USA-Expansion : Stoelzle-CEO Georg Feith: "Wir schlagen keine Haken"

Stoelzle-Chef Georg Feith im Office
© Stoelzle

INDUSTRIEMAGAZIN: Herr Feith, beim Ausbruch der SARS-Pandemie 2002 jobbte der heutige Miba-CEO Franz Peter Mitterbauer, mit dem Sie eine Freundschaft verbindet, bei Stoelzle Oberglas im Asien-Vertrieb. Ein teuflischer Job, urteilte ein Weggefährte. Seit 2018 führen Sie die Verpackungsglasgruppe und es gilt neuerlich ein Unternehmen durch die Pandemie zu führen. Wie hart ist das?

Georg Feith: Mitterbauer entwickelte den Markt für Fernost. Ein hartes Pflaster, lokal begrenzt. Heute ist es für alle schwierig, ein Geschäft zu entwickeln. Jeder ist auf heimische Gefilde zurückgeworfen. Erst im vergangenen vierten Quartal nahmen wir wieder die Reisetätigkeiten auf. Im November flog ein fünfköpfiges Team von uns in die USA, um die Akquise eines Produktionswerks in Pennsylvania zum Abschluss zu bringen. Drei dieser fünf Personen infizierten sich mit Covid-19, darunter ich. Die Verlaufe waren glücklicherweise mild.

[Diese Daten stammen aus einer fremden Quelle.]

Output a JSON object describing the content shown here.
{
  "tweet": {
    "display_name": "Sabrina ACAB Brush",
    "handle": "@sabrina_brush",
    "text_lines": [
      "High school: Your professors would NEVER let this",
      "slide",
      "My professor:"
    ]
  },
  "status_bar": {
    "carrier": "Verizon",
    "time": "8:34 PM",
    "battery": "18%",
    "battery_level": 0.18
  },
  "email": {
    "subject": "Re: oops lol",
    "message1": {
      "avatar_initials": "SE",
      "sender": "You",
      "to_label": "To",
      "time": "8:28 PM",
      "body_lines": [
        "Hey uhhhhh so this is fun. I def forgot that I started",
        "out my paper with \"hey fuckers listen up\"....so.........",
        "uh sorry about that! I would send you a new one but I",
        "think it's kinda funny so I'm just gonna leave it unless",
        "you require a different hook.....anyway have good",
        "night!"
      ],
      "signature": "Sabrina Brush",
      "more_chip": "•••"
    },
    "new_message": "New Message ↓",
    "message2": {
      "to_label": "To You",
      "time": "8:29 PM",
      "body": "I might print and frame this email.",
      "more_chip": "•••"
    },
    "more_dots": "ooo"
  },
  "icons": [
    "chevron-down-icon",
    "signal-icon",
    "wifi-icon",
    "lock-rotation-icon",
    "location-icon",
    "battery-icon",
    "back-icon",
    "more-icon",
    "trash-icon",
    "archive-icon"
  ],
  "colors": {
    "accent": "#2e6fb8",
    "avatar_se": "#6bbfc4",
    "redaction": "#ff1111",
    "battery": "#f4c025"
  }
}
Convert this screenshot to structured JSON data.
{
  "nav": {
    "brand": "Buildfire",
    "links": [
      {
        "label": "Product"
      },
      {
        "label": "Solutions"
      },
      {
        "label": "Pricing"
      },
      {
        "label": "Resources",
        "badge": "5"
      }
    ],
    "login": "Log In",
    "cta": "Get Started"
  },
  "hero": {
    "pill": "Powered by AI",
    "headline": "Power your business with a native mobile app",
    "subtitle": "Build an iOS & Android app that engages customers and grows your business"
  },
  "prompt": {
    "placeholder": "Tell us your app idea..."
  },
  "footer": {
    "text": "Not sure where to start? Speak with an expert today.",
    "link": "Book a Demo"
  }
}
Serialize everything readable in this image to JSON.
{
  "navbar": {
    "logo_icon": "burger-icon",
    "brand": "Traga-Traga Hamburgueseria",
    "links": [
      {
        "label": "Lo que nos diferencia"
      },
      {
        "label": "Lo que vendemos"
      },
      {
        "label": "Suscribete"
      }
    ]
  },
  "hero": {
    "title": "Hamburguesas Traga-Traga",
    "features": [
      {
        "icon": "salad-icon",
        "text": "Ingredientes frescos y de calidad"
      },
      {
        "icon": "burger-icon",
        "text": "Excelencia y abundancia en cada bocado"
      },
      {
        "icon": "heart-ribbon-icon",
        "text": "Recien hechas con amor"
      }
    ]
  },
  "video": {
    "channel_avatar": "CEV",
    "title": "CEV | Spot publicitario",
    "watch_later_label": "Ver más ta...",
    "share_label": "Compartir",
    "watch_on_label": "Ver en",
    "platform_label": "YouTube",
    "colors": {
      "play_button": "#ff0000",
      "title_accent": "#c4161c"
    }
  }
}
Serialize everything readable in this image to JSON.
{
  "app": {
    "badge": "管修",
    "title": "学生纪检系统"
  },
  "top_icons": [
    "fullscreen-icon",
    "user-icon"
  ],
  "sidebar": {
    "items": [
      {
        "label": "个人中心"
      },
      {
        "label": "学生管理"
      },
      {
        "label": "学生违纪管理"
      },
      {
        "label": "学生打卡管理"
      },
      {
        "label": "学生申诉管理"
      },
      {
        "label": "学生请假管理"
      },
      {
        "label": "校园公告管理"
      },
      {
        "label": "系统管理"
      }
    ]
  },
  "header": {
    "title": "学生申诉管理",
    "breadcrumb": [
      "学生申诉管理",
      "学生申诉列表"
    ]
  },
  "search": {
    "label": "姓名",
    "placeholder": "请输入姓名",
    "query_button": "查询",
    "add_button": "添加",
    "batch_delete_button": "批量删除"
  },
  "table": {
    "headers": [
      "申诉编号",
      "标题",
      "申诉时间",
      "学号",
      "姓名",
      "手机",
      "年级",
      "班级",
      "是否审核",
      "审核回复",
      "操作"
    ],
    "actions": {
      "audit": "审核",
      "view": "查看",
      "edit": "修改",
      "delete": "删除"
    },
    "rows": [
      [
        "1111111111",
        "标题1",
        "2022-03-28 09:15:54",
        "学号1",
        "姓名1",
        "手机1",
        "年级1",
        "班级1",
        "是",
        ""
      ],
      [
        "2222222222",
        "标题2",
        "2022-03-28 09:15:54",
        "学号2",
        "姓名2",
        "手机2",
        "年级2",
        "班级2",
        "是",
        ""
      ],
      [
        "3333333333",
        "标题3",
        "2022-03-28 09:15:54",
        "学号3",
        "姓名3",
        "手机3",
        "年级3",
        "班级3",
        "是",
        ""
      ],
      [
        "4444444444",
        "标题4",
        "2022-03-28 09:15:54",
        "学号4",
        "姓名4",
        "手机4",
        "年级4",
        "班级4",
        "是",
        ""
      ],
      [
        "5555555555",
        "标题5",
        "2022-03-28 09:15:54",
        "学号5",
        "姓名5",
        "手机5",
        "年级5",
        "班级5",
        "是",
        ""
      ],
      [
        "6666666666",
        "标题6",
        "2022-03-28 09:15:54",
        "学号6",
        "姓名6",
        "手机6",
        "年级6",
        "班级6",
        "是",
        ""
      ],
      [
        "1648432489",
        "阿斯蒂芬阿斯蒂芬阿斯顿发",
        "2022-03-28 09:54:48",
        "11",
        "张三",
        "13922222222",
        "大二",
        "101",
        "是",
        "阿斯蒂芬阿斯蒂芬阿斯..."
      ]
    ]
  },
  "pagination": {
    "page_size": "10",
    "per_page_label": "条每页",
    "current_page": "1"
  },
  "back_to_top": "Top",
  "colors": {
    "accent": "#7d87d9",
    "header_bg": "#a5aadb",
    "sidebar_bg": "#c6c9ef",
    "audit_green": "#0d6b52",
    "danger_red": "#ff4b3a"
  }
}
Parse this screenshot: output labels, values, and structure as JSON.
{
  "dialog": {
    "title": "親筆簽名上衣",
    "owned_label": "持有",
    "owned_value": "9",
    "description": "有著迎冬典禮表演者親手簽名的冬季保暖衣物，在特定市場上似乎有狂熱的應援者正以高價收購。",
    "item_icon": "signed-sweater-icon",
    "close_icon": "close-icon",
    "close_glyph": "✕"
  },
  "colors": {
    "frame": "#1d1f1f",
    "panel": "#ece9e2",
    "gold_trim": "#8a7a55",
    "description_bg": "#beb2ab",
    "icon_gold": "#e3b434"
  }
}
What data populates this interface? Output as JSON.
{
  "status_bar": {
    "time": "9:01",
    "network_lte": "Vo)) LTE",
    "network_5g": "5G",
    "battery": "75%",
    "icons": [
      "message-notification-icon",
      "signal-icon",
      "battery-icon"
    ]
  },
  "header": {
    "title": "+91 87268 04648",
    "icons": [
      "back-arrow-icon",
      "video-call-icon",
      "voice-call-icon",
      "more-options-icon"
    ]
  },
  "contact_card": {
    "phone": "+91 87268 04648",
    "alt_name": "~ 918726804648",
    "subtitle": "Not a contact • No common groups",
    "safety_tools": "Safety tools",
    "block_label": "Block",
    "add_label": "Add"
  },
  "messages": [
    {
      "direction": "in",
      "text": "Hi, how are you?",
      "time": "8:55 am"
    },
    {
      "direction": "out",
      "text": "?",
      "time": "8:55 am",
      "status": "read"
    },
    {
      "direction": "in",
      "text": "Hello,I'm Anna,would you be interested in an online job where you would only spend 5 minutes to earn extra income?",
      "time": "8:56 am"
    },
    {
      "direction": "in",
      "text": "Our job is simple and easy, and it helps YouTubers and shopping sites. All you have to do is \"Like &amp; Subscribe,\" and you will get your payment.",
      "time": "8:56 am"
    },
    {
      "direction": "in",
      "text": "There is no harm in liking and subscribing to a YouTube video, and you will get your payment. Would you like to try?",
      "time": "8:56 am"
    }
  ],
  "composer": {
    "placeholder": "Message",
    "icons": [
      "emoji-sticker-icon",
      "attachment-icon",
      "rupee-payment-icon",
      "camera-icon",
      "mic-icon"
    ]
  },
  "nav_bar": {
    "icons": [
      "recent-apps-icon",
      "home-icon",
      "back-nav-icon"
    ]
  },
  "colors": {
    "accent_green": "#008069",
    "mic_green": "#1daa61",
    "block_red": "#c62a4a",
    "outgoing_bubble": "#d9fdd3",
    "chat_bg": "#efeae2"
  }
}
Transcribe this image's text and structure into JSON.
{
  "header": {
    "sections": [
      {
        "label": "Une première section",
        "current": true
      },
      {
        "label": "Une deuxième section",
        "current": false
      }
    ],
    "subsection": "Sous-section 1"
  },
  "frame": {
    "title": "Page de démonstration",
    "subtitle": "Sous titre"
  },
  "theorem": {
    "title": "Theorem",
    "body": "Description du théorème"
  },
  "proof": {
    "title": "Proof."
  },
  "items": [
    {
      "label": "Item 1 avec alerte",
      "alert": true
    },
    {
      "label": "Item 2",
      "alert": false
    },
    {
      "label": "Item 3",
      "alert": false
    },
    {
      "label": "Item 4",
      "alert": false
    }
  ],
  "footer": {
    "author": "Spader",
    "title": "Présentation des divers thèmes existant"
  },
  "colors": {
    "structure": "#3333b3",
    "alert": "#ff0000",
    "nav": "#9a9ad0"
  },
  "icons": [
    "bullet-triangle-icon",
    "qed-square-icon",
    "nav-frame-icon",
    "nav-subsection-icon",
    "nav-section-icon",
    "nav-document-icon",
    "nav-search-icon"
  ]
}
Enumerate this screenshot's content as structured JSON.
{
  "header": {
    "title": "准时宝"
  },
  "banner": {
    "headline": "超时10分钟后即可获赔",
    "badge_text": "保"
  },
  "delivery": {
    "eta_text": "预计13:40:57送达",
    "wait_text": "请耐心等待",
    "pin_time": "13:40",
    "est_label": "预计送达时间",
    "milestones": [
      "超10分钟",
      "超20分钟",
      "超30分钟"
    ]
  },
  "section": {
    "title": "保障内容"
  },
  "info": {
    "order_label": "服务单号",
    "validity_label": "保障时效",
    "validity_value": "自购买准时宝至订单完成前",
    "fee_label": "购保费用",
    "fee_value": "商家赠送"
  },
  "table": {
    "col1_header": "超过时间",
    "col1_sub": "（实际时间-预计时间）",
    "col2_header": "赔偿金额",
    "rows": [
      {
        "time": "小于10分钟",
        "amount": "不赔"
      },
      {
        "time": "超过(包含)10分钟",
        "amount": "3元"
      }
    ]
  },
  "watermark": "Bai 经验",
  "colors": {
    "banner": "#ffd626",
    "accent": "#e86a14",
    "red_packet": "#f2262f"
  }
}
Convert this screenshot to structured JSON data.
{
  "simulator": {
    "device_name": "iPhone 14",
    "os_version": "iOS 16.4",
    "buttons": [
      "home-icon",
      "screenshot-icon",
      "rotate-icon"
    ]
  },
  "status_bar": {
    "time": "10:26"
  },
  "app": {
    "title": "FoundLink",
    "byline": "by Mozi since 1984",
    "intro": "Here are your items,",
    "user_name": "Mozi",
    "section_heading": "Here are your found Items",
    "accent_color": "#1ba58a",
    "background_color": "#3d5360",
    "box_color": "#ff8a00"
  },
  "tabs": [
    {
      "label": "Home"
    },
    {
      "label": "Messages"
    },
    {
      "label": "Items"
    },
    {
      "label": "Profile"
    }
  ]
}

Was war zu tun, um das internationale Geschäft zu stabilisieren?

Feith: Das Geschäftsjahr 2020 lief trotz aller Verwerfungen gut. Im Segment Pharma lagen wir deutlich über Plan. Schwieriger lief es im Bereich Perfumery & Cosmetics und Spirits. Dort verzeichneten wir Einbrüche. Vorübergehend unterbrachen wir die Produktionen in Masnières und West Yorkshire. Die dortigen Kurzarbeitsmodelle machten es möglich, die Mitarbeiter mit staatlicher Unterstützung ein paar Monate zuhause zu lassen. Aber nicht alle. Eine Glaswanne schaltet man nicht für den Zeitraum von ein oder zwei Monaten ab, die produziert bei laufenden Kosten weiter.

In der Glasgruppe arbeiten etwa 3.000 Mitarbeiter. Kam man ohne personelle Einschnitte durch?

Feith: Nach einer Reduktion des Personalstands im französischen und britischen Werk um fünf Prozent haben wir den vorherigen Personalstand mittlerweile wieder weitgehend erreicht.

Was sprach für den Eintritt in den US-Markt?

Feith: Wir waren seit 2019 am Erwerb dieser Hütte dran. Der Kauf sichert uns Wachstum, vor allem im Bereich Spirituosen. Ende 2019 kamen wir hier nicht zum Abschluss. Da wurde taktiert. Anfang 2020 kam der Private-Equity-Fonds wieder auf uns zurück. Die Due Diligence und die Vertragsverhandlungen für die Übernahme haben, Corona geschuldet, fast ein ganzes Jahr gedauert.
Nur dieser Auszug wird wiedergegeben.